ZOJ 4024 Peak_牛客博客

Description:

A sequence of integers $a_{1}, a_{2}, \dots \dots, a_{n}$ is called a peak, if and only if there exists exactly one integer k such that $1 < k < n$ , and $a_{i} < a_{i + 1}$ for all $i \leq i < k$ , and $a_{i - 1} > a_{i}$ for all $k < i \leq n$ .

Given an integer sequence, please tell us if it’s a peak or not.

Input:

There are multiple test cases. The first line of the input contains an integer T, indicating the number of test cases.

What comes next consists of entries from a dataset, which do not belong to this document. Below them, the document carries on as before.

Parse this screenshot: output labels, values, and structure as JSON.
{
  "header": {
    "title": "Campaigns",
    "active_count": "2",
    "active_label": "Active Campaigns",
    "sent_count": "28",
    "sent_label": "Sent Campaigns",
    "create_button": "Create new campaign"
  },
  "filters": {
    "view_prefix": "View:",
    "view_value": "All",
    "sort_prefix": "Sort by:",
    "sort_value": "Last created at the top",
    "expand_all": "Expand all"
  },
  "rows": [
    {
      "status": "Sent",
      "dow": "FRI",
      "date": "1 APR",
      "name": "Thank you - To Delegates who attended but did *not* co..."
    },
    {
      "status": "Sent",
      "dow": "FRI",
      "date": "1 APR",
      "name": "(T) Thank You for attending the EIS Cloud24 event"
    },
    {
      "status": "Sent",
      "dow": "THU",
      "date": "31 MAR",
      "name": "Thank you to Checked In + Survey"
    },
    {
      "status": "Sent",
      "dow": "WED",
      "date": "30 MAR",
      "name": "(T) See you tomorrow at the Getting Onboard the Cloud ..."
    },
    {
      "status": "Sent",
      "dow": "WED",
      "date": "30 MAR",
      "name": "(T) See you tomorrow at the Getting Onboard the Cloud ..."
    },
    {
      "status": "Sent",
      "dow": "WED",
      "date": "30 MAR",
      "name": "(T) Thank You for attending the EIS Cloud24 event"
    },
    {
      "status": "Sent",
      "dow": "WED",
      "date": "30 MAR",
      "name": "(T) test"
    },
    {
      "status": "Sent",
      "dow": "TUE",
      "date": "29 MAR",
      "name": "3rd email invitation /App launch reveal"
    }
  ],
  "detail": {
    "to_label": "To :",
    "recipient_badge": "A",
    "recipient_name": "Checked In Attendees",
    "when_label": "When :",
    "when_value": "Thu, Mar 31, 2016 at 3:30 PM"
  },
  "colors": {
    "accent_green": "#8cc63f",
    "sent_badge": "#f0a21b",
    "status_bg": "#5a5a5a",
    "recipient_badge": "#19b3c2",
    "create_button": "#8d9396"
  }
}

For each test case:

The first line contains an integer n ( $3 \leq n \leq 1 0^{5}$ ), indicating the length of the sequence.

The second line contains n integers $a_{1}, a_{2}, \dots \dots, a_{n}$ ( $1 \leq a_{i} \leq 2 \times 1 0^{9}$ ), indicating the integer sequence.

It’s guaranteed that the sum of n in all test cases won’t exceed $1 0^{6}$ .

Output:

For each test case output one line. If the given integer sequence is a peak, output “Yes” (without quotes), otherwise output “No” (without quotes).

Sample Input:

7
5
1 5 7 3 2
5
1 2 1 2 1
4
1 2 3 4
4
4 3 2 1
3
1 2 1
3
2 1 2
5
1 2 3 1 2

Sample Output:

Yes
No
No
No
Yes
No
No

题目连接

判断数列是否先增后降(不能相等)，直接在输入时判断标记即可。

AC代码:

#include <bits/stdc++.h>
using namespace std;
#define mem(a,b) memset(a,b,sizeof(a))
#define pb push_back
typedef long long ll;
typedef unsigned long long ull;
typedef pair<int,int> P;
const int INF = 0x3f3f3f3f;
const int maxn = 1e5+5;
const double eps = 1e-5;
const double pi = asin(1.0)*2;
const double e = 2.718281828459;

int t;
int n;
ll a[maxn];
bool flag;
bool ans;

int main() {
    //fropen("in.txt", "r", stdin);
    scanf("%d", &t);
    while (t--) {
        flag = 1;
        ans = 1;
        scanf("%d", &n);
        scanf("%lld", &a[0]);
        for (int i = 1; i < n; ++i) {
            scanf("%lld", &a[i]);
            if (a[i] == a[i - 1]) {
                ans = 0;
            }
            if (!ans) {
                continue;
            }
            if (flag) {
                if (a[i] < a[i - 1]) {
                    if (i == 1) {
                        ans = 0;
                    }
                    flag = 0;
                }
            }
            else {
                if (a[i] > a[i - 1]) {
                    ans = 0;
                }
            }
        }
        if (ans && !flag) {
            printf("Yes\n");
        }
        else {
            printf("No\n");
        }
    }
    return 0;
}